From the end of the 1990s, they have moved gradually toward a more moderate
stance. They changed positions in acknowledging the 1990 democracy movement
as a success (they had earlier characterised it as a "betrayal"), in abandoning
the immediate goal of a Mao-style "new democracy" and, in November 2005,
by aligning themselves with the mainstream parties in favour of multiparty
democracy.
The
Maoists have cultivated formerly hostile forces, such as the Indian government
and the staunchly anti-Maoist Communist Party of India (Marxist), to the
extent of alienating their foreign allies. Supporters such as the Revolutionary
Internationalist Movement and Indian Maoists had backed their insurgency
but have been vocally critical of the compromises made in the peace process.
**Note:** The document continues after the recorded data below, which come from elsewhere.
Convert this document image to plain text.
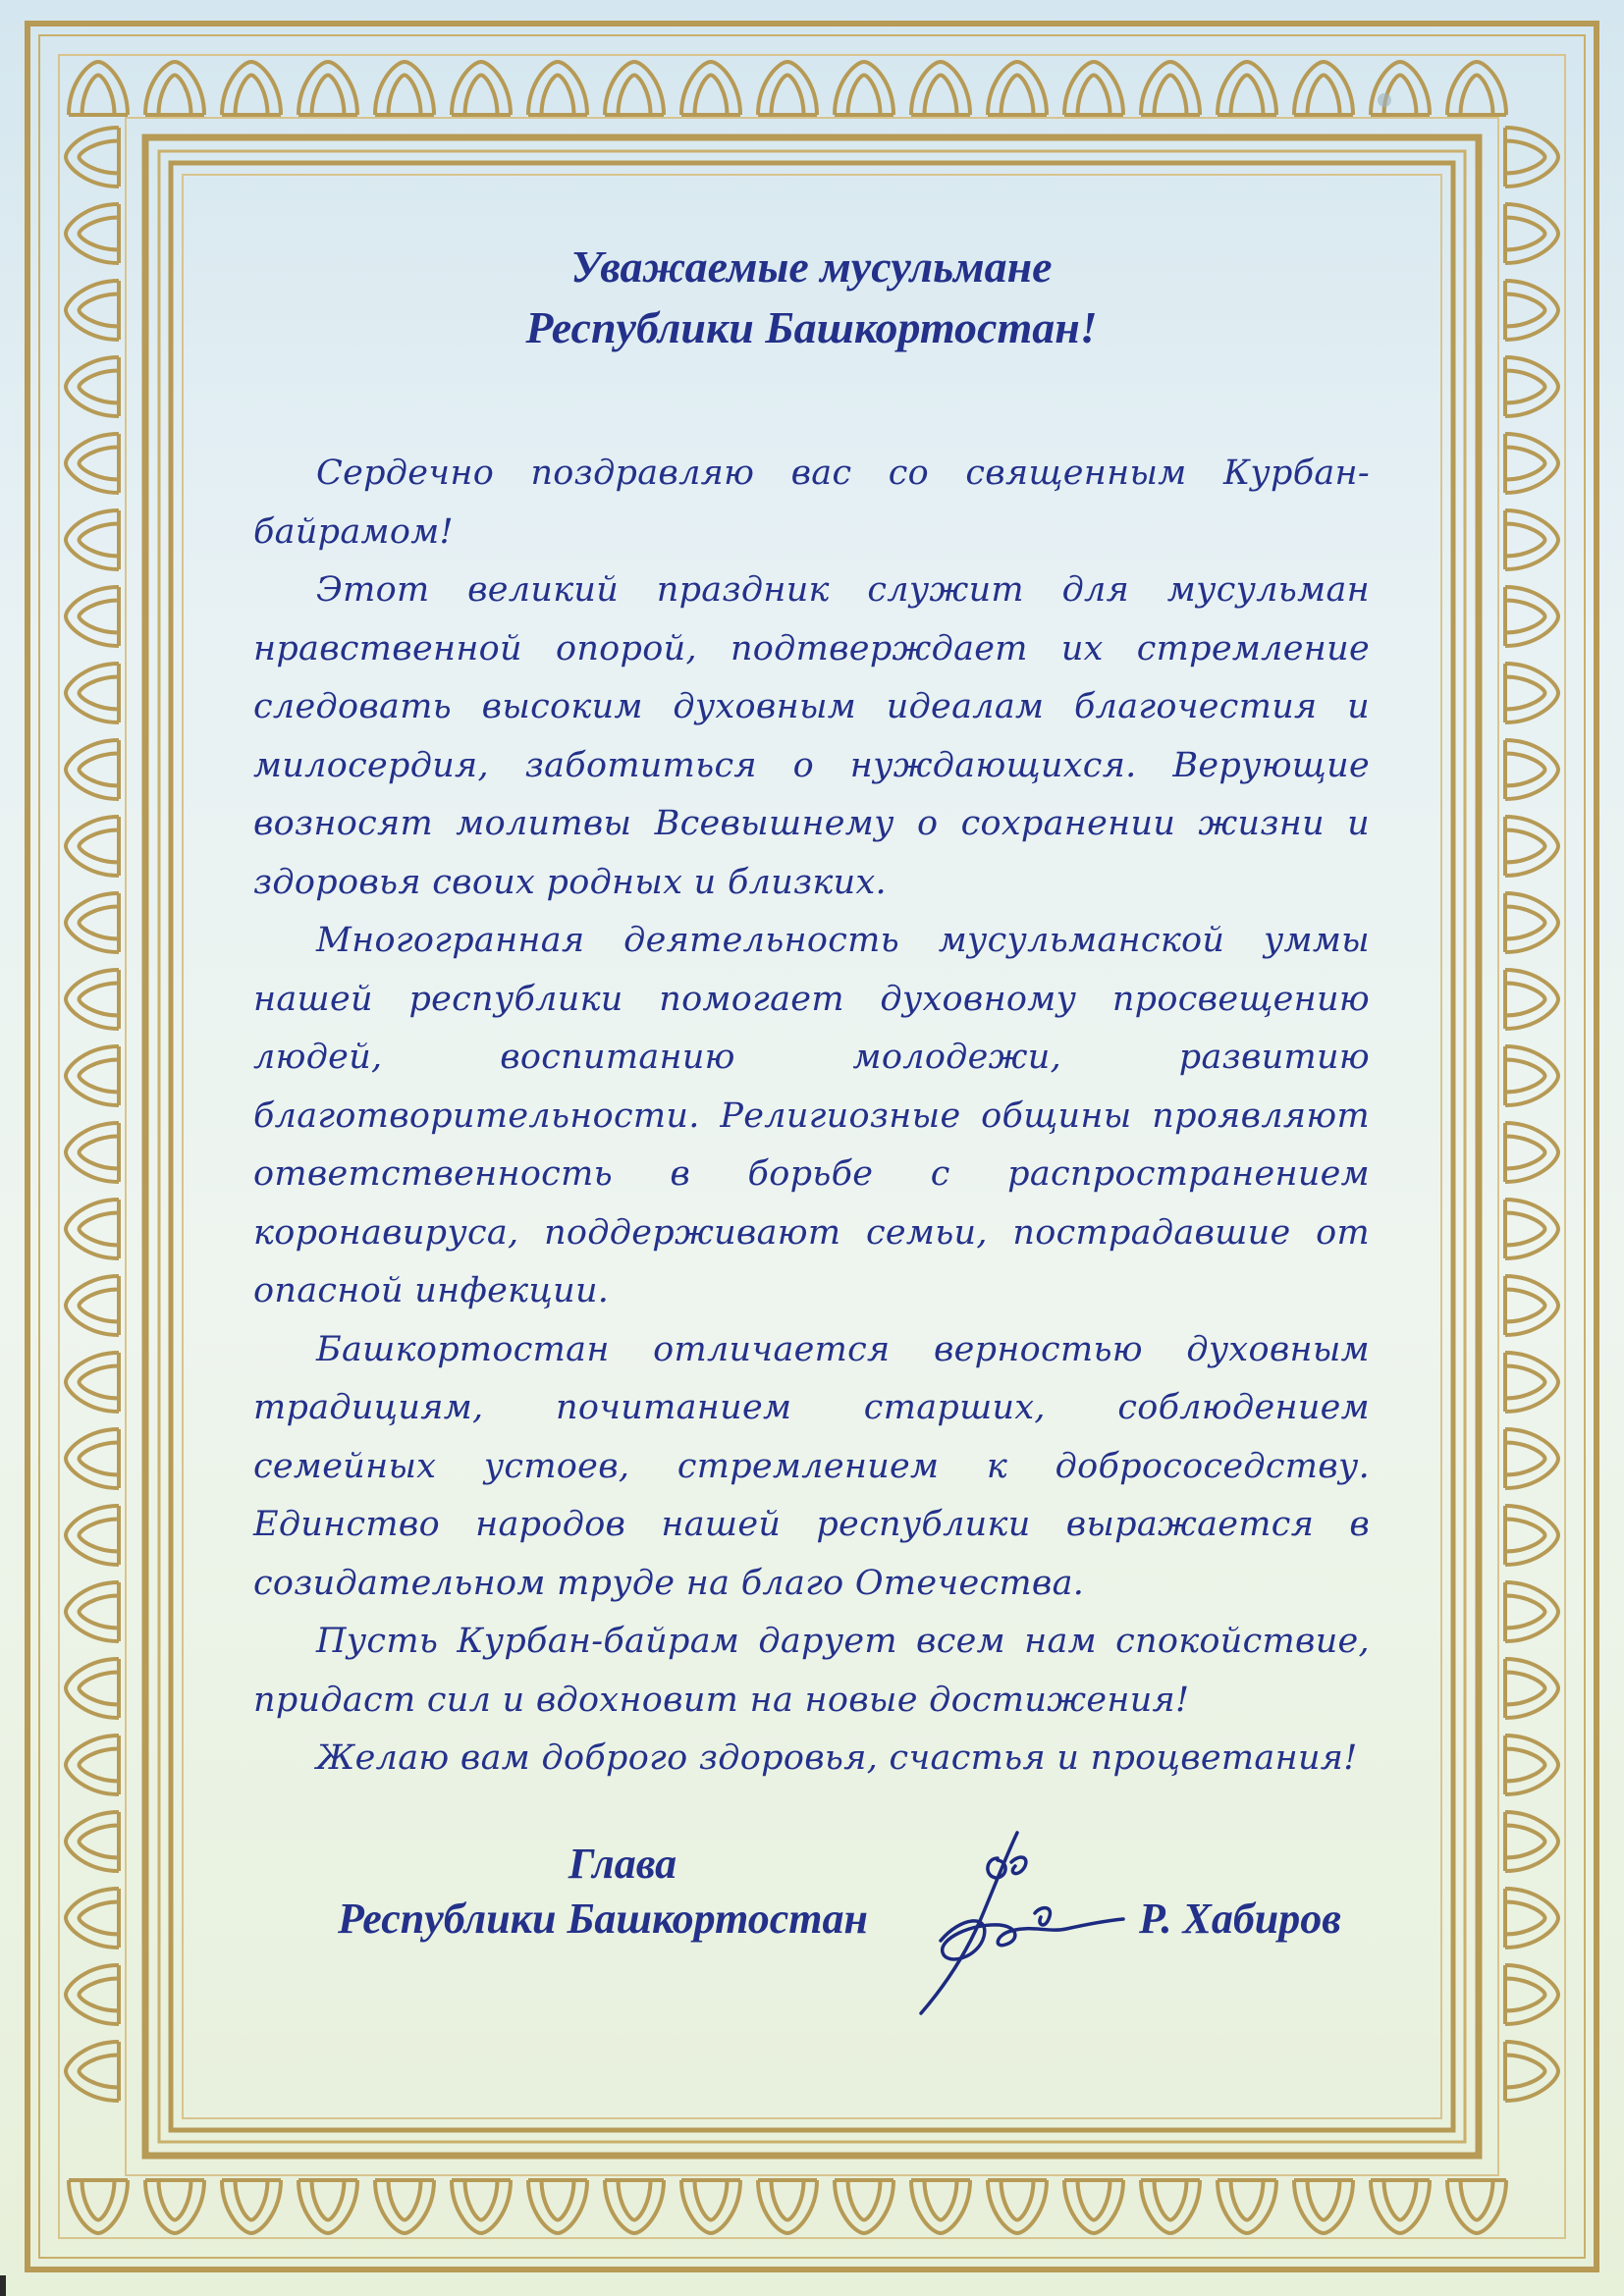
Уважаемые мусульмане

Республики Башкортостан!

Сердечно поздравляю вас со священным Курбан-байрамом!

Этот великий праздник служит для мусульман нравственной опорой, подтверждает их стремление следовать высоким духовным идеалам благочестия и милосердия, заботиться о нуждающихся. Верующие возносят молитвы Всевышнему о сохранении жизни и здоровья своих родных и близких.

Многогранная деятельность мусульманской уммы нашей республики помогает духовному просвещению людей, воспитанию молодежи, развитию благотворительности. Религиозные общины проявляют ответственность в борьбе с распространением коронавируса, поддерживают семьи, пострадавшие от опасной инфекции.

Башкортостан отличается верностью духовным традициям, почитанием старших, соблюдением семейных устоев, стремлением к добрососедству. Единство народов нашей республики выражается в созидательном труде на благо Отечества.

Пусть Курбан-байрам дарует всем нам спокойствие, придаст сил и вдохновит на новые достижения!

Желаю вам доброго здоровья, счастья и процветания!

Глава

Республики Башкортостан	Р. Хабиров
They think their Nepali comrades have betrayed fundamental principles and
thrown away the practical advantages they had secured through their armed
struggle.
For
Nepal's Maoists, however, the balance sheet at the end of ten years of
"people's war" is more complex. They believe they have secured some lasting
advantages, from their own dramatic rise to influence (with a support base
and military force hardly imaginable in 1996) to their reshaping of the
national political agenda (promoting formerly taboo causes such as republicanism
and federalism). But the course of the war persuaded most of their leadership
that they could not go it alone and would have to be more flexible if they
were to build on these gains.
The
peace process has forced practical and theoretical rethinking. Leaders
have tried to present a more moderate image as they balance complex equations
of domestic and international support and opposition. Maoist ministers
have to cooperate with colleagues from other parties and work with the
bureaucracy even as they plan a possible insurrection and plot to isolate
"regressive" opponents. Ideologically, they define the peace process as
a transitional phase in which they can destroy the "old regime" and restructure
the state. They justify this by saying their acceptance of a bourgeois
"democratic republic" is only a stepping stone on the way to a true "people's
republic". Leaders argue that they can create a new form of "peaceful revolution"
that is true to their communist aims but reflects the reality of Nepal's
politics.
It
is tempting to brand the Maoists as either rigid radicals or unprincipled
opportunists but neither characterisation explains the whole picture. Their
threats to revert to mass insurrection satisfy traditionalists in their
own movement and cannot be ignored. But leaders who have fought hard to
forge a new approach will be loath to turn their backs on the hard-won
advantages they have secured through compromise. They know they face internal
opposition but believe they can hold the line as long as the peace process
maintains momentum and allows them to achieve some of their headline goals.
Their
likely behaviour as the process moves forward, therefore, will depend upon
the role of other political actors as much as their own decisions. If the
mainstream parties keep up a strong commitment to the constituent assembly
process, the Maoists will find it hard to back out. If this route is blocked,
the Maoists may find their effort at controlled rebellion slipping into
renewed conflict beyond their leaders' control. If this were to happen,
the Maoists themselves would be big losers. But so would the democratic
parties and, even more so, the people of Nepal.